Esprimono “pieno supporto al progetto” anche Romina Russo, consigliere di Africa Tremila Onlus, e Candida Sonzogni, segretaria di Ust Cisl Bergamo, che ne evidenzia il valore umano: “Di fronte alla devastazione bellica ed alla conseguente emergenza sanitaria, sociale ed economica, tra il 1996 e il 1999 la comunità bergamasca promosse la realizzazione di un progetto per la ricostruzione umana, civile e sociale. Andava oltre alla raccolta (divenuta ingente) di cibo, vestiario, attrezzature e materiali edilizi, avviando una progettualità più ampia. Gli interventi iniziarono su stimolo in particolare di Cisl, Cgil e Uil (tramite la propria ONG NORD SUD), Caritas, Comune di Bergamo, Comitato accoglienza profughi, Provincia di Bergamo, Acli; Protezione Civile, Artigiani ecc. Si scelse la cittadina di Kakani, situata a 40 km da Serajevo e cominciò un legame profondo con quel territorio. La presenza continuativa di tanti nostri operatori e le numerose “missioni” di vari gruppi bergamaschi in loco costruirono un intreccio di condivisione, reciprocità e corresponsabilità che dimostrò progressivamente la positività di quella esperienza originale per tutta la comunità bergamasca , confermata poi in anni successivi nelle esperienze di Bergamo per il Kosovo e di Bergamo per lo Sri Lanka”.

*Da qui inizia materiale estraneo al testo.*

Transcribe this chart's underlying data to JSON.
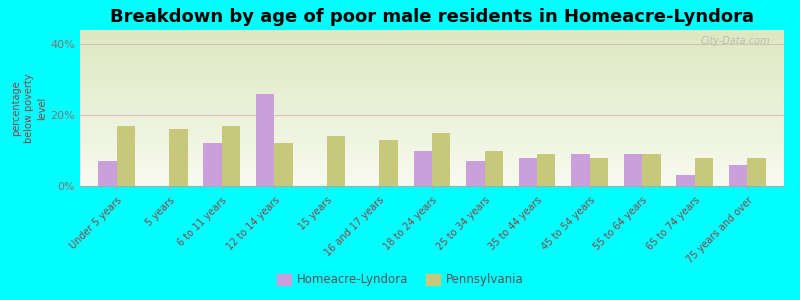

Infine, Roberto Mazzetti, presidente provinciale di Arci Bergamo conclude: “Ringraziamo il Comune di Bergamo e tutti i soggetti che si sono attivati e spesi per la realizzazione di questo progetto. Il tentativo di dare vita a forme di accoglienza diffusa è un valore in linea con i principi della nostra associazione. La speranza è che l’accoglienza si trasformi in integrazione e poi in inclusione. I migranti sono persone in difficoltà che spesso nel loro Paese d’origine non hanno opportunità, solo riuscendo a dar loro la speranza di un futuro possiamo pensare che le diverse culture possano fondersi ed integrarsi”.
Il progetto, che finora ha richiesto un investimento di 45mila euro, ha l’obiettivo di proseguire nel corso del tempo: le associazioni e gli enti aderenti promuoveranno iniziative per sostenerlo, sia collettivamente sia singolarmente.